Development builds of ZLUDA requires following dependencies:
- CMake
- Python 3
Additionally the repository has to be cloned with Git submodules initalized. If you cloned the repo without initalizing submodules, do this:
git submodule update --init --recursive
Tests should be executed with --workspace
option to test non-default targets:
cargo test --workspace
When running an application with ZLUDA quite often you will run into subtle bugs or incompatibilities in the generated GPU code. The best way to debug an application's GPU CUDA code is to use ZLUDA dumper.
Library zluda_dump
can be injected into a CUDA application and produce a trace which, for every launched GPU function contains:
- PTX source
- Launch arguments (block size, grid size, shared memory size)

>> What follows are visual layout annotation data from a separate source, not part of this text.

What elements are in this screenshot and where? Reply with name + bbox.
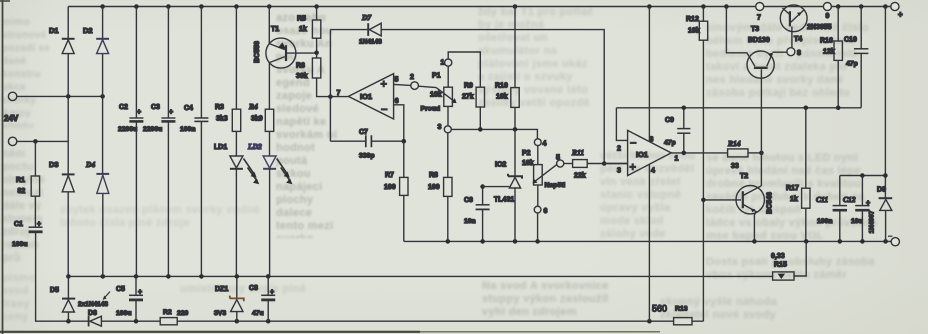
wire op-amp out pin5 to terminal 2 xyxy=(394,74,437,89)
svg-text:C12: C12 xyxy=(843,195,856,204)
resistor R7 xyxy=(384,141,408,241)
svg-text:D9: D9 xyxy=(877,187,886,194)
diode D3 xyxy=(49,96,75,276)
svg-text:4: 4 xyxy=(543,141,547,148)
wire pin2 feedback xyxy=(616,108,627,141)
scan border left xyxy=(2,0,4,334)
svg-text:T2: T2 xyxy=(740,173,748,180)
terminal 9 xyxy=(823,3,831,21)
capacitor C6 xyxy=(464,187,490,242)
node T2 base junction xyxy=(701,198,706,203)
svg-text:47u: 47u xyxy=(252,310,264,317)
wire pin1 output xyxy=(671,152,727,154)
node top bus junctions xyxy=(100,4,887,9)
node reference row junctions xyxy=(478,127,517,132)
capacitor C11 xyxy=(816,176,847,242)
svg-text:+: + xyxy=(138,289,142,296)
svg-text:BD139: BD139 xyxy=(748,37,770,44)
svg-text:27k: 27k xyxy=(462,94,474,101)
svg-text:1N4148: 1N4148 xyxy=(359,39,382,46)
resistor R12 xyxy=(686,7,708,322)
terminal 24V input B xyxy=(4,114,68,146)
svg-text:LD1: LD1 xyxy=(214,144,227,151)
svg-text:9: 9 xyxy=(826,13,830,20)
capacitor C5 xyxy=(116,276,143,321)
wire pin4 to bottom bus xyxy=(648,164,650,321)
svg-text:+: + xyxy=(630,162,636,174)
svg-text:TL431: TL431 xyxy=(494,197,514,204)
node T1 base junction xyxy=(314,51,319,56)
svg-text:560: 560 xyxy=(652,304,667,314)
capacitor C4 xyxy=(180,7,208,277)
diode D5 xyxy=(50,276,75,321)
resistor R17 xyxy=(786,108,810,242)
svg-text:10k: 10k xyxy=(430,92,442,99)
svg-text:IO2: IO2 xyxy=(495,162,506,169)
svg-text:100: 100 xyxy=(428,184,440,191)
svg-text:47p: 47p xyxy=(664,140,676,147)
svg-text:10k: 10k xyxy=(496,94,508,101)
diode D2 xyxy=(83,7,109,97)
resistor R2 xyxy=(160,309,188,325)
svg-text:4: 4 xyxy=(651,168,655,175)
resistor R6 xyxy=(296,53,348,97)
svg-text:220: 220 xyxy=(177,310,189,317)
svg-text:C10: C10 xyxy=(844,37,857,44)
potentiometer P1 xyxy=(421,52,481,133)
svg-text:T3: T3 xyxy=(751,26,759,33)
svg-text:2200u: 2200u xyxy=(143,126,162,133)
svg-text:8: 8 xyxy=(797,50,801,57)
svg-text:R2: R2 xyxy=(163,309,172,316)
svg-text:2200u: 2200u xyxy=(118,126,137,133)
wire compensation node xyxy=(616,107,861,109)
terminal 7 xyxy=(756,3,764,22)
svg-text:R17: R17 xyxy=(786,185,799,192)
diode D1 xyxy=(49,7,75,97)
node bottom bus junctions xyxy=(66,319,652,324)
resistor R14 xyxy=(727,139,761,170)
svg-text:R6: R6 xyxy=(296,63,305,70)
svg-text:R9: R9 xyxy=(464,83,473,90)
svg-text:7: 7 xyxy=(757,15,761,22)
transistor T2 BC546 xyxy=(703,153,773,242)
svg-text:D3: D3 xyxy=(49,160,59,169)
label 2x1N4148 xyxy=(78,292,110,309)
transistor T3 BD139 xyxy=(726,7,787,79)
node pin3 junction xyxy=(602,161,607,166)
svg-text:C8: C8 xyxy=(249,285,258,292)
resistor R15 xyxy=(771,241,806,280)
svg-text:BC546: BC546 xyxy=(767,192,774,214)
svg-text:10n: 10n xyxy=(464,218,476,225)
resistor R13 xyxy=(652,304,692,325)
svg-text:330p: 330p xyxy=(359,153,375,160)
wire pin6 drop xyxy=(394,105,404,141)
resistor R9 xyxy=(462,83,485,130)
svg-text:C2: C2 xyxy=(119,104,128,111)
svg-text:C9: C9 xyxy=(665,117,674,124)
wire output minus row xyxy=(404,240,891,242)
svg-text:3k3: 3k3 xyxy=(216,116,228,123)
diode D6 xyxy=(88,310,101,326)
resistor R4 xyxy=(248,102,274,156)
svg-text:+: + xyxy=(866,200,870,207)
node C7 junction xyxy=(402,139,407,144)
svg-text:10u: 10u xyxy=(851,218,863,225)
svg-text:3: 3 xyxy=(438,124,442,131)
svg-text:C3: C3 xyxy=(151,104,160,111)
svg-text:100u: 100u xyxy=(12,241,28,248)
node mid bus junctions xyxy=(66,274,270,279)
transistor T1 BC556 xyxy=(254,7,317,110)
svg-text:2: 2 xyxy=(617,146,621,153)
svg-text:2: 2 xyxy=(410,74,414,81)
svg-text:C7: C7 xyxy=(359,129,368,136)
svg-text:C11: C11 xyxy=(816,195,828,204)
node output minus junctions xyxy=(446,239,888,244)
wire reference row xyxy=(451,129,537,138)
capacitor C3 xyxy=(143,7,175,277)
terminal 8 xyxy=(787,48,801,57)
wire pin8 supply xyxy=(648,7,650,142)
node compensation junctions xyxy=(682,106,841,111)
transistor T4 2N3055 xyxy=(780,5,831,48)
node pin7 junction xyxy=(328,94,333,99)
svg-text:+: + xyxy=(381,79,387,91)
svg-text:R7: R7 xyxy=(385,172,394,179)
svg-text:3k9: 3k9 xyxy=(251,116,263,123)
svg-text:DZ1: DZ1 xyxy=(215,286,228,293)
svg-text:100: 100 xyxy=(384,184,396,191)
svg-text:R11: R11 xyxy=(571,148,584,157)
svg-text:C6: C6 xyxy=(464,197,473,204)
op-amp IO1a xyxy=(337,74,399,119)
svg-text:33: 33 xyxy=(731,163,739,170)
wire output rail right xyxy=(884,7,886,199)
svg-text:Proud: Proud xyxy=(421,106,441,113)
svg-text:3: 3 xyxy=(617,168,621,175)
svg-text:P2: P2 xyxy=(522,150,531,157)
LED LD1 xyxy=(214,144,259,276)
bleedthrough text layer xyxy=(2,16,60,128)
svg-text:R8: R8 xyxy=(429,172,438,179)
svg-text:1N4007: 1N4007 xyxy=(869,210,876,233)
potentiometer P1 wiper arrow xyxy=(436,88,456,104)
terminal 6 xyxy=(534,206,547,241)
svg-text:1k: 1k xyxy=(790,196,798,203)
wire top supply bus xyxy=(68,6,890,8)
diode D9 xyxy=(869,187,893,242)
capacitor C8 xyxy=(249,276,275,321)
svg-text:P1: P1 xyxy=(432,73,441,80)
svg-text:+: + xyxy=(270,289,274,296)
svg-text:R14: R14 xyxy=(727,139,741,148)
svg-text:C5: C5 xyxy=(116,286,125,293)
svg-text:Napěti: Napěti xyxy=(545,182,566,189)
terminal + output xyxy=(891,2,903,19)
svg-text:100n: 100n xyxy=(817,218,833,225)
svg-text:R12: R12 xyxy=(686,16,699,23)
svg-text:LD2: LD2 xyxy=(247,142,262,151)
svg-text:24V: 24V xyxy=(4,114,19,123)
terminal 24V input A xyxy=(8,92,102,100)
svg-text:10k: 10k xyxy=(688,28,700,35)
svg-text:22k: 22k xyxy=(574,173,586,180)
svg-text:6: 6 xyxy=(544,208,548,215)
terminal 4 xyxy=(534,139,546,148)
wire bottom bus xyxy=(36,232,704,321)
svg-text:D7: D7 xyxy=(361,13,371,22)
svg-text:D2: D2 xyxy=(83,26,93,35)
terminal 5 xyxy=(556,155,564,168)
svg-text:R3: R3 xyxy=(215,104,224,111)
svg-text:2N3055: 2N3055 xyxy=(807,24,832,31)
diode D7 1N4148 xyxy=(330,13,604,164)
svg-text:0,33: 0,33 xyxy=(771,253,785,260)
svg-text:T4: T4 xyxy=(794,36,802,43)
svg-text:100u: 100u xyxy=(116,310,132,317)
svg-text:D5: D5 xyxy=(50,287,59,294)
svg-text:R13: R13 xyxy=(675,306,688,313)
svg-text:+: + xyxy=(37,221,41,228)
LED LD2 xyxy=(247,142,292,276)
zener DZ1 xyxy=(214,276,244,321)
resistor R11 xyxy=(564,148,628,180)
svg-text:R1: R1 xyxy=(16,177,25,184)
resistor R3 xyxy=(215,7,241,156)
svg-text:100n: 100n xyxy=(180,126,196,133)
wire pin3 input xyxy=(604,163,627,165)
svg-text:82: 82 xyxy=(18,188,26,195)
svg-text:R5: R5 xyxy=(297,16,306,23)
svg-text:D1: D1 xyxy=(49,26,59,35)
TL431 IO2 xyxy=(483,129,522,241)
node input junctions xyxy=(33,94,105,144)
svg-text:47p: 47p xyxy=(846,61,858,68)
resistor R5 xyxy=(297,7,321,53)
svg-text:−: − xyxy=(381,104,387,116)
svg-text:+: + xyxy=(137,109,141,116)
potentiometer P2 wiper arrow xyxy=(532,165,556,184)
svg-text:T1: T1 xyxy=(271,26,279,33)
svg-text:3V3: 3V3 xyxy=(214,310,226,317)
op-amp IO1b xyxy=(617,130,679,175)
resistor R10 xyxy=(495,7,519,130)
svg-text:1k: 1k xyxy=(299,26,307,33)
node pin1 junction xyxy=(682,151,687,156)
svg-text:D4: D4 xyxy=(85,160,95,169)
wire ground bus mid xyxy=(68,275,772,277)
diode D4 xyxy=(85,96,109,276)
svg-text:D6: D6 xyxy=(88,310,97,317)
svg-text:C4: C4 xyxy=(184,105,193,112)
svg-text:30k: 30k xyxy=(296,73,308,80)
resistor R1 xyxy=(16,141,40,227)
potentiometer P2 xyxy=(522,146,565,207)
capacitor C2 xyxy=(118,7,143,277)
resistor R16 xyxy=(820,7,842,108)
wire output top row xyxy=(840,175,886,177)
svg-text:−: − xyxy=(630,138,636,150)
capacitor C12 xyxy=(843,176,870,242)
svg-text:+: + xyxy=(169,109,173,116)
svg-text:10k: 10k xyxy=(522,160,534,167)
svg-text:5: 5 xyxy=(395,77,399,84)
svg-text:R16: R16 xyxy=(820,38,833,45)
svg-text:1: 1 xyxy=(675,156,679,163)
svg-text:12k: 12k xyxy=(823,49,835,56)
capacitor C7 xyxy=(330,129,403,160)
capacitor C9 xyxy=(664,108,690,153)
node C6 junction xyxy=(480,184,485,189)
node output top junctions xyxy=(860,173,888,178)
svg-text:+: + xyxy=(898,10,903,19)
svg-text:BC556: BC556 xyxy=(254,41,261,63)
svg-text:IO1: IO1 xyxy=(636,150,648,159)
node R14 junction xyxy=(759,151,764,156)
svg-text:R4: R4 xyxy=(248,102,258,111)
svg-text:R15: R15 xyxy=(774,262,787,269)
terminal minus output xyxy=(888,236,899,246)
svg-text:1: 1 xyxy=(441,60,445,67)
capacitor C1 xyxy=(12,221,43,248)
scan border bottom xyxy=(0,331,660,333)
svg-text:C1: C1 xyxy=(14,221,23,228)
svg-text:7: 7 xyxy=(337,90,341,97)
svg-text:IO1: IO1 xyxy=(360,92,372,101)
scan border top left nick xyxy=(0,0,10,2)
wire D7 left leg xyxy=(329,30,331,142)
svg-text:5: 5 xyxy=(556,155,560,162)
wire T3 base drop xyxy=(760,69,762,153)
svg-text:2x1N4148: 2x1N4148 xyxy=(78,301,108,308)
svg-text:R10: R10 xyxy=(495,83,508,90)
capacitor C10 xyxy=(844,7,868,108)
resistor R8 xyxy=(428,133,452,242)
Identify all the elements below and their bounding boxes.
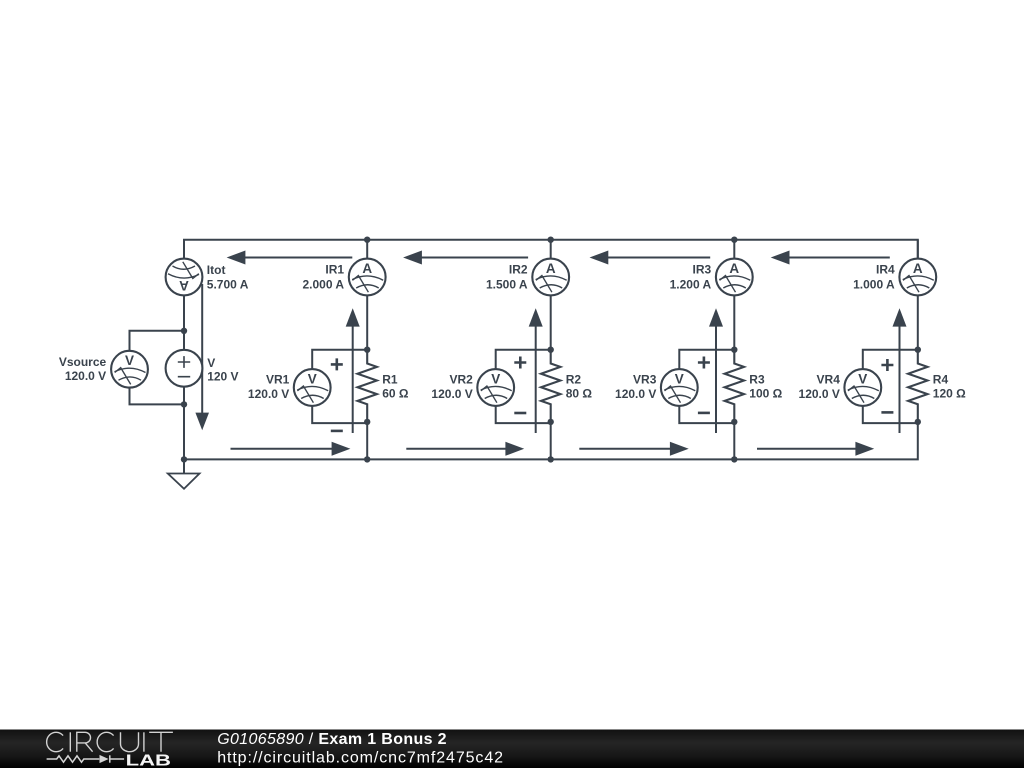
plus sign VR3 [698, 357, 710, 369]
minus sign VR3 [698, 412, 710, 415]
svg-text:IR3: IR3 [693, 263, 712, 277]
svg-text:IR4: IR4 [876, 263, 895, 277]
svg-text:5.700 A: 5.700 A [207, 278, 249, 292]
node R2 top [548, 347, 554, 353]
wire voltmeter VR4 bottom [863, 406, 918, 423]
wire voltmeter VR4 top [863, 350, 918, 370]
svg-text:http://circuitlab.com/cnc7mf24: http://circuitlab.com/cnc7mf2475c42 [217, 750, 504, 767]
voltmeter VR3 [661, 369, 698, 406]
CircuitLab logo resistor-diode squiggle [47, 755, 125, 762]
svg-text:100 Ω: 100 Ω [749, 386, 782, 400]
node top bus at IR3 [731, 237, 737, 243]
svg-text:R1: R1 [382, 372, 398, 386]
svg-text:120.0 V: 120.0 V [615, 387, 656, 401]
wire voltmeter VR3 top [679, 350, 734, 370]
wire R1 to bottom bus [366, 422, 368, 460]
svg-text:G01065890 / Exam 1 Bonus 2: G01065890 / Exam 1 Bonus 2 [217, 731, 447, 748]
svg-text:VR4: VR4 [817, 373, 841, 387]
node R4 bottom [915, 419, 921, 425]
wire IR2 to R2 [550, 295, 552, 350]
wire top bus to IR3 [733, 240, 735, 259]
wire R2 to bottom bus [550, 422, 552, 460]
wire voltmeter VR3 bottom [679, 406, 734, 423]
wire left rail (source to bottom bus) [183, 387, 185, 460]
svg-text:120 V: 120 V [207, 370, 238, 384]
node R3 top [731, 347, 737, 353]
svg-text:1.500 A: 1.500 A [486, 278, 528, 292]
current arrow top segment 4 (left) [787, 257, 890, 259]
current arrow bottom segment 3 (right) [579, 448, 672, 450]
svg-text:LAB: LAB [126, 752, 171, 768]
node R3 bottom [731, 419, 737, 425]
wire IR1 to R1 [366, 295, 368, 350]
plus sign VR4 [881, 359, 893, 371]
current arrow bottom segment 2 (right) [406, 448, 508, 450]
minus sign VR4 [881, 411, 893, 414]
svg-text:IR2: IR2 [509, 263, 528, 277]
node R1 bottom [364, 419, 370, 425]
current arrow IR1 (up) [352, 326, 354, 433]
current arrow top segment 2 (left) [419, 257, 528, 259]
svg-text:VR3: VR3 [633, 373, 657, 387]
wire IR4 to R4 [917, 295, 919, 350]
svg-text:IR1: IR1 [325, 263, 344, 277]
voltmeter Vsource [111, 351, 148, 388]
wire voltmeter VR1 top [312, 350, 367, 370]
minus sign VR1 [331, 430, 343, 433]
resistor R3 [725, 350, 744, 422]
node bottom bus at R2 [548, 456, 554, 462]
ammeter IR4 [899, 259, 936, 296]
CircuitLab logo wordmark CIRCUIT [47, 732, 173, 751]
node ground junction [181, 456, 187, 462]
current arrow IR4 (up) [899, 326, 901, 433]
wire voltmeter VR2 bottom [496, 406, 551, 423]
svg-text:Vsource: Vsource [59, 355, 107, 369]
wire Vsource voltmeter top [130, 331, 185, 351]
svg-text:1.200 A: 1.200 A [670, 278, 712, 292]
node top bus at IR2 [548, 237, 554, 243]
wire top bus [184, 240, 918, 259]
voltmeter VR2 [477, 369, 514, 406]
svg-text:1.000 A: 1.000 A [853, 278, 895, 292]
svg-text:R2: R2 [566, 372, 582, 386]
current arrow IR2 (up) [535, 326, 537, 433]
wire voltmeter VR1 bottom [312, 406, 367, 423]
current arrow bottom segment 1 (right) [231, 448, 335, 450]
wire Vsource voltmeter bottom [130, 387, 185, 404]
wire top bus to IR2 [550, 240, 552, 259]
svg-text:2.000 A: 2.000 A [303, 278, 345, 292]
svg-text:120.0 V: 120.0 V [248, 387, 289, 401]
ammeter IR3 [716, 259, 753, 296]
wire IR3 to R3 [733, 295, 735, 350]
resistor R2 [541, 350, 560, 422]
svg-text:60 Ω: 60 Ω [382, 386, 409, 400]
minus sign VR2 [514, 412, 526, 415]
current arrow top segment 3 (left) [606, 257, 711, 259]
plus sign VR1 [331, 358, 343, 370]
wire bottom bus [184, 422, 918, 460]
wire voltmeter VR2 top [496, 350, 551, 370]
node rail / Vsource voltmeter bottom tap [181, 401, 187, 407]
ammeter IR2 [532, 259, 569, 296]
resistor R1 [358, 350, 377, 422]
wire top bus to IR1 [366, 240, 368, 259]
ground [183, 459, 185, 473]
node bottom bus at R3 [731, 456, 737, 462]
wire top bus to IR4 [917, 240, 919, 259]
node R1 top [364, 347, 370, 353]
ammeter IR1 [349, 259, 386, 296]
wire R3 to bottom bus [733, 422, 735, 460]
voltmeter VR1 [294, 369, 331, 406]
svg-text:R3: R3 [749, 372, 765, 386]
node top bus at IR1 [364, 237, 370, 243]
svg-text:VR2: VR2 [449, 373, 473, 387]
svg-text:120 Ω: 120 Ω [933, 386, 966, 400]
node rail / Vsource voltmeter top tap [181, 328, 187, 334]
wire left rail (Itot to source) [183, 295, 185, 350]
svg-text:V: V [207, 356, 215, 370]
resistor R4 [908, 350, 927, 422]
svg-text:R4: R4 [933, 372, 949, 386]
svg-text:120.0 V: 120.0 V [799, 387, 840, 401]
svg-text:VR1: VR1 [266, 373, 290, 387]
current arrow bottom segment 4 (right) [757, 448, 858, 450]
node R2 bottom [548, 419, 554, 425]
plus sign VR2 [514, 357, 526, 369]
current arrow top segment 1 (left) [243, 257, 353, 259]
voltmeter VR4 [844, 369, 881, 406]
node R4 top [915, 347, 921, 353]
ammeter Itot [166, 259, 203, 296]
node bottom bus at R1 [364, 456, 370, 462]
svg-text:120.0 V: 120.0 V [431, 387, 472, 401]
svg-text:Itot: Itot [207, 263, 226, 277]
svg-text:120.0 V: 120.0 V [65, 369, 106, 383]
current arrow Itot (down) [201, 284, 203, 413]
current arrow IR3 (up) [715, 326, 717, 433]
voltage source V (120 V) [166, 350, 203, 387]
svg-text:80 Ω: 80 Ω [566, 386, 593, 400]
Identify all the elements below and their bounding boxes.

- Dump of function arguments. Both after and before
Example use with GeekBench:
set ZLUDA_DUMP_KERNEL=knn_match
set ZLUDA_DUMP_DIR=C:\temp\zluda_dump
"<ZLUDA_PATH>\zluda_with.exe" "<ZLUDA_PATH>\zluda_dump.dll" -- "geekbench_x86_64.exe" --compute CUDA
The example above, for every execution of GPU function knn_match
, will save its details into the directory C:\temp\zluda_dump
This dump can be replayed with replay.py
script from zluda_dump
source directory. Use it like this:
python replay.py "C:\temp\zluda_dump\geekbench_x86_64.exe"
You must copy (or symlink) ZLUDA nvcuda.dll
into PyCUDA directory, so it will run using ZLUDA. Example output:
Intel(R) Graphics [0x3e92] [github.com/vosen/ZLUDA]
C:\temp\zluda_dump\geekbench_x86_64.exe\4140_scale_pyramid
C:\temp\zluda_dump\geekbench_x86_64.exe\4345_convolve_1d_vertical_grayscale
Skipping, launch block size (512) bigger than maximum block size (256)
C:\temp\zluda_dump\geekbench_x86_64.exe\4480_scale_pyramid
6:
Arrays are not equal
Mismatched elements: 1200 / 19989588 (0.006%)
Max absolute difference: 255
Max relative difference: 255.
x: array([ 7, 6, 8, ..., 193, 195, 193], dtype=uint8)
y: array([ 7, 6, 8, ..., 193, 195, 193], dtype=uint8)
From this output one can observe that in kernel launch 4480, 6th argument to function scale_pyramid
differs between what was executed on an NVIDIA GPU using CUDA and Intel GPU using ZLUDA.
Important: It's impossible to infer what was the type (and semantics) of argument passed to a GPU function. At our level it's a buffer of bytes and by default replay.py
simply checks if two buffers are byte-equal. That means you will have a ton of false negatives when running replay.py
. You should override them for your particular case in replay.py
- it already contains some overrides for GeekBench kernels